Komiks Granta i Raney'a można w zasadzie uznać za udany, na pewno wyróżnia
się fabularnym pomysłem. O jedno mam jednak do scenarzysty pretensje - że
sam wystraszył się potencjału swojego pomysłu. Jakby obawiając się uczynić
Batmana
jednoznacznie negatywnym bohaterem Grant zatrzymuje się w połowie, stopniowo
czyniąc prawdziwego potwora z Jonathana Crane'a. Z każdą stroną zło Nietoperza
blednie i ostatecznie okazuje się on jedynie naiwną ofiarą machinacji swego
doradcy. Szkoda. Michał Siromski
Batman: The Tyrant
(Shadow of the Bat Annual #2)
scenariusz: Alan Grant
szkic: Tom Raney, Joe Staton
tusz: Tom Raney, Horacio Ottolini
kolory: Gina Going
okładka: Brian Stelfreeze
wydawca: DC Comics 1994
stron: 60
cena: 3.95$
Alan Grant - ur. w 1949r. Jeden z najbardziej poważanych w amerykańskim
przemyśle komiksowym scenarzystów, tyle że... Szkot. Rozpoczynał od pisania
horoskopów i opowiadań w prasie młodzieżowej. Do pisania scenariuszy komiksowych
wciągnęli go dwaj przyjaciele, John Wagner i Patt Mills. Za ich sprawą trafił
do słynnego magazynu "2000 AD", gdzie m.in. współtworzył serie "Judge
Dredd" oraz "Strontium Dog".
Po sukcesie w Europie zamarzył mu się podbój Ameryki. Wielokrotnie próbował
zaoferować swoje usługi decydentom DC Comics - bez rezultatu. Sytuacja
odmieniła się dopiero wtedy, gdy edytorem serii "Detective Comics" został
Denny O'Neill. Będąc pod wrażeniem scenariuszy do przygód Sędziego Dredda,
zaproponował on Grantowi objęcie posady scenarzysty tej serii. Od tej pory
stał się jednym z najbardziej płodnych scenarzystów na świecie. Spośród
niezliczonej ilości dzieł, największą popularność przyniosły mu scenariusze
do serii "Batman", "Lobo", "L.E.G.I.O.N" oraz "Shadow
of The Bat". Szczytowym osiągnięciem komercyjnym i artystycznym okazał
się jednak wydany w 1991 album "Judgement on Gotham", w którym
po raz pierwszy spotykają się Batman i Sędzia Dredd, ulubione postacie tego
autora. Komiks doczekał się kilku kontynuacji, a jego współscenarzysta John
Wagner oraz rysownik Simon Bisley stali się częstymi współpracownikami Granta.

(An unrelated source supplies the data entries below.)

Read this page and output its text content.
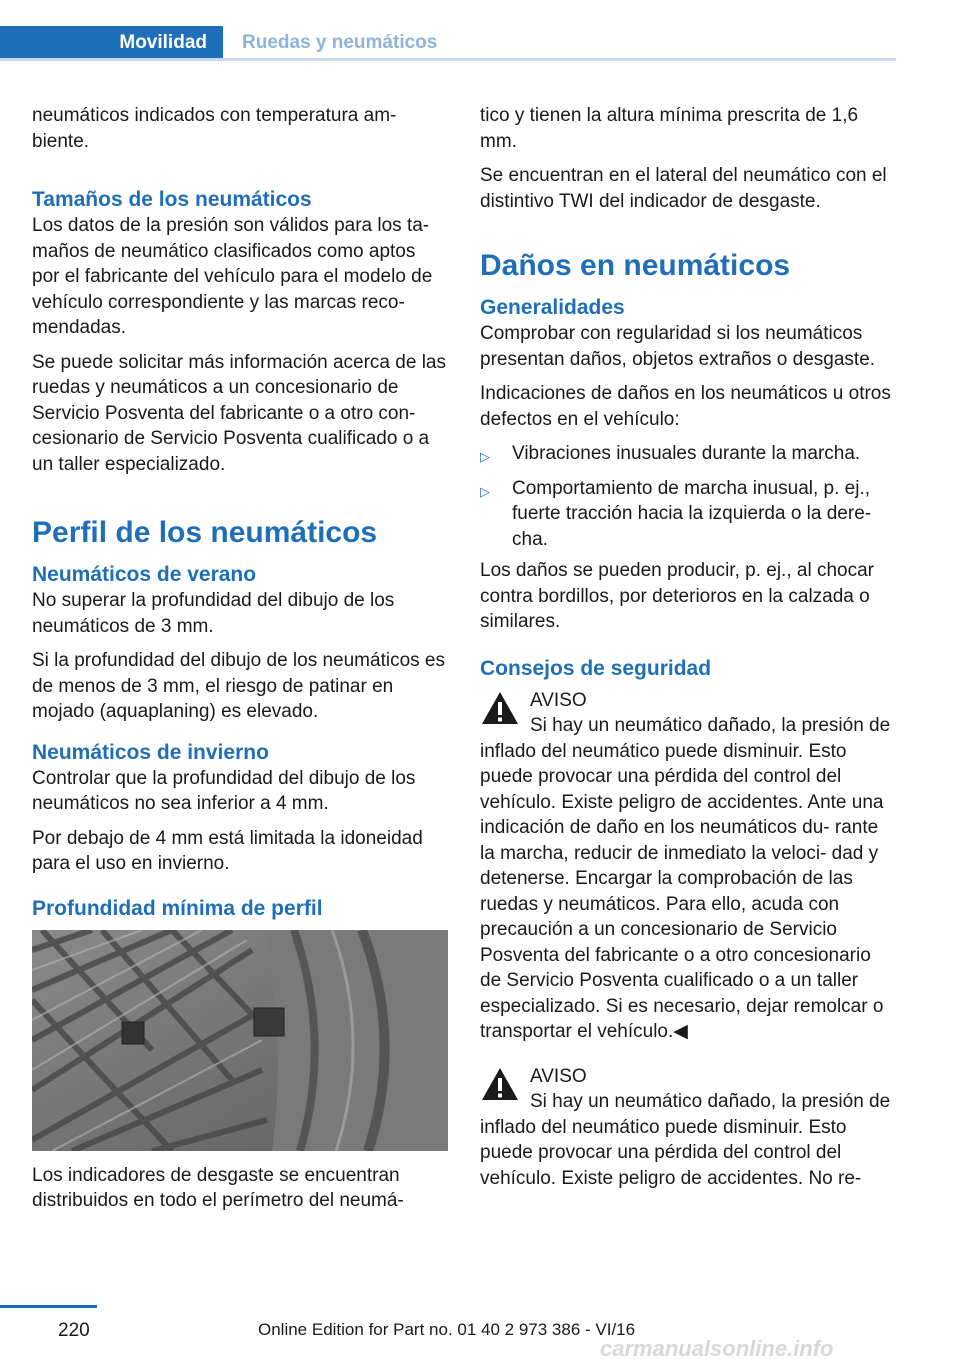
Movilidad Ruedas y neumáticos

neumáticos indicados con temperatura am‐ biente.

Tamaños de los neumáticos

Los datos de la presión son válidos para los ta‐ maños de neumático clasificados como aptos por el fabricante del vehículo para el modelo de vehículo correspondiente y las marcas reco‐ mendadas.

Se puede solicitar más información acerca de las ruedas y neumáticos a un concesionario de Servicio Posventa del fabricante o a otro con‐ cesionario de Servicio Posventa cualificado o a un taller especializado.

Perfil de los neumáticos
Neumáticos de verano

No superar la profundidad del dibujo de los neumáticos de 3 mm.

Si la profundidad del dibujo de los neumáticos es de menos de 3 mm, el riesgo de patinar en mojado (aquaplaning) es elevado.

Neumáticos de invierno

Controlar que la profundidad del dibujo de los neumáticos no sea inferior a 4 mm.

Por debajo de 4 mm está limitada la idoneidad para el uso en invierno.

Profundidad mínima de perfil

Los indicadores de desgaste se encuentran distribuidos en todo el perímetro del neumá‐

tico y tienen la altura mínima prescrita de 1,6 mm.

Se encuentran en el lateral del neumático con el distintivo TWI del indicador de desgaste.

Daños en neumáticos
Generalidades

Comprobar con regularidad si los neumáticos presentan daños, objetos extraños o desgaste.

Indicaciones de daños en los neumáticos u otros defectos en el vehículo:

▷	Vibraciones inusuales durante la marcha.
▷	Comportamiento de marcha inusual, p. ej., fuerte tracción hacia la izquierda o la dere‐ cha.

Los daños se pueden producir, p. ej., al chocar contra bordillos, por deterioros en la calzada o similares.

Consejos de seguridad
AVISO

Si hay un neumático dañado, la presión de inflado del neumático puede disminuir. Esto puede provocar una pérdida del control del vehículo. Existe peligro de accidentes. Ante una indicación de daño en los neumáticos du‐ rante la marcha, reducir de inmediato la veloci‐ dad y detenerse. Encargar la comprobación de las ruedas y neumáticos. Para ello, acuda con precaución a un concesionario de Servicio Posventa del fabricante o a otro concesionario de Servicio Posventa cualificado o a un taller especializado. Si es necesario, dejar remolcar o transportar el vehículo.◀

AVISO

Si hay un neumático dañado, la presión de inflado del neumático puede disminuir. Esto puede provocar una pérdida del control del vehículo. Existe peligro de accidentes. No re‐

220	Online Edition for Part no. 01 40 2 973 386 - VI/16
carmanualsonline.info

Alan Grant ma na swym koncie gigantyczną ilość scenariuszy do różnych
serii amerykańskich i brytyjskich, wiele oddzielnych albumów, a nawet
kilka powieści
będących nowelizacją komiksów. Pisał dla rysowników europejskich, amerykańskich,
a nawet japońskich.
Obecnie mieszka w Essex, w przerobionym na dom XIV-wiecznym kościele. Tom
Raney - absolwent School of Cartoon and Graphic Art. Joe Kuberta. Zaczynał
karierę od komiksów rysowanych dla mniejszych wydawnictw. Na szerokie wody
wypłynął dzięki ilustrowaniu serii "Warlock", "The Infinity
Watch", "Mutant X", "Uncanny X-Men" dla Marvela
oraz "Stormwatch" dla Wildstorm. Najważniejsze jego dotychczasowe
dzieła to rysunki do serii "Thor" (Marvel) i "Outsiders" (DC).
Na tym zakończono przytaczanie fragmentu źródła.